Asset owners have been increasingly building up their in-house capabilities in recent years as low yields have created more demand for outperformance. As a result, Rudd said, the relationship between asset owners and asset managers is changing as asset owners become much more involved in terms of their oversight and the conversations they hold with managers on how to optimise portfolios.

“In a low-return world, if you can add an extra 10 basis points here and there, it quickly adds up and have quite an impact on the portfolio,” he said.

Rudd’s comments came after Alan Liu, head of treasury at the Hong Kong Housing Society (HKHS), said it had become increasingly important for asset owners to closely monitor investments and have more direct influence on investments for fiduciary reasons, echoing other asset owners.

In Liu’s view, the days when asset owners could just give a mandate to a manager and settle for monitoring performance could soon be over.

“Nowadays we need to understand what is going on in the portfolio, we need to be up to date on markets, so when things go wrong we can’t just say that the managers did the wrong thing and apologise,” Liu said. “We need to take on that responsibility in-house. As a result, we do need data systems to help us.” 

He added that many consultants had gone to become managers themselves , making it harder for HKHS to rely on that body of expertise.

Alan Liu

So, instead, the public housing provider has started to build its own capabilities to gather and process data, although limited resources make it a considerable challenge. However, it is necessary as HKHS outsources all non-cash management.

“We have to spend money getting the right systems and people in place. That is a longer-term process but increasingly the trend is to take some of the analytical capabilities in-house, and then use consultants sparingly,” Liu said.


For Prudential Hong Kong, the design of the portfolios that the insurer’s managers run has already become more precise.

“In the old days, you would tend to buy a strategy with managers and then pick and choose,” Rudd said. “Now, we increasingly work with index providers ourselves to create bespoke indexes, which allows us to express the views that we have, for instance, from an [Environmental, Social and Governance]-overlay perspective.”

Prudential Hong Kong licenses internal indices and then works with managers to work against these indices. 

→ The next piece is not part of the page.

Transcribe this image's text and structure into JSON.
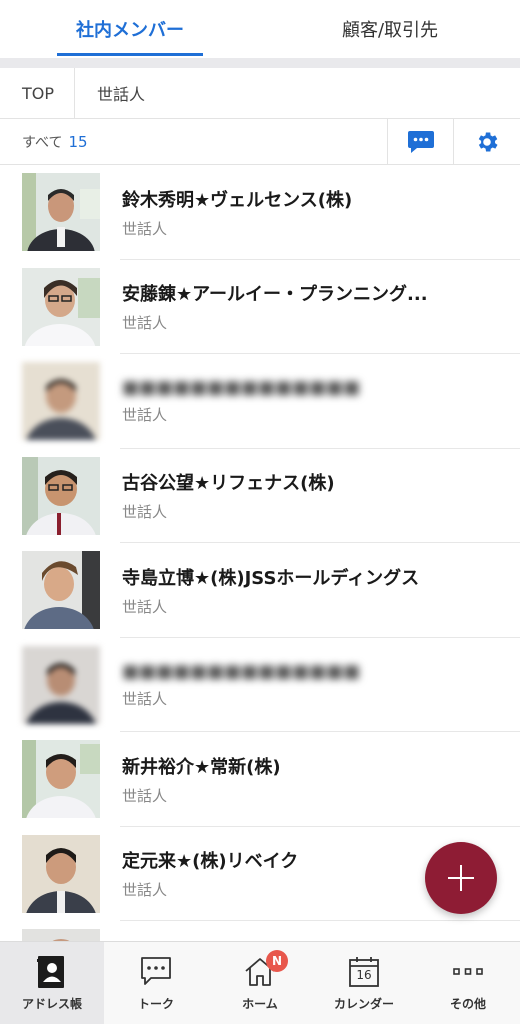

“To be brutally honest: If you can go out and spend $60.000 on a $2 billion portfolio, but we get a bespoke index designed for us, it builds into the fact that we have sensitivities and certain factors in other parts of our portfolio, we are much more rate sensitive, we have particular ESG constraints that we want to make sure to build into our portfolio,” Rudd said.

“We get what we want, rather than ending up with what MSCI believes is the right methodology, and then the fund manager adds maybe 100 basis points," he said. "It will be a big area for us moving forward.”

Tae Park, deputy chief investment officer at Korea Investment Corporation (KIC), explained that the sovereign wealth fund outsources around 25% of its $140 billion assets under management.

Tae Park

Although KIC expanded its investment capabilities further earlier this year, the need for external managers will still be present going forward, as the sovereign wealth fund continues to cover global markets for equities and bonds via indices, involving a wide array of currencies.

“With limited resources we cannot cover all the markets. As a result, we try to focus on more generic large-market segments in-house, while the other region- or strategy-specific sectors will be outsourced so that the external managers’ specific strategies complement our in-house management team,” Park said.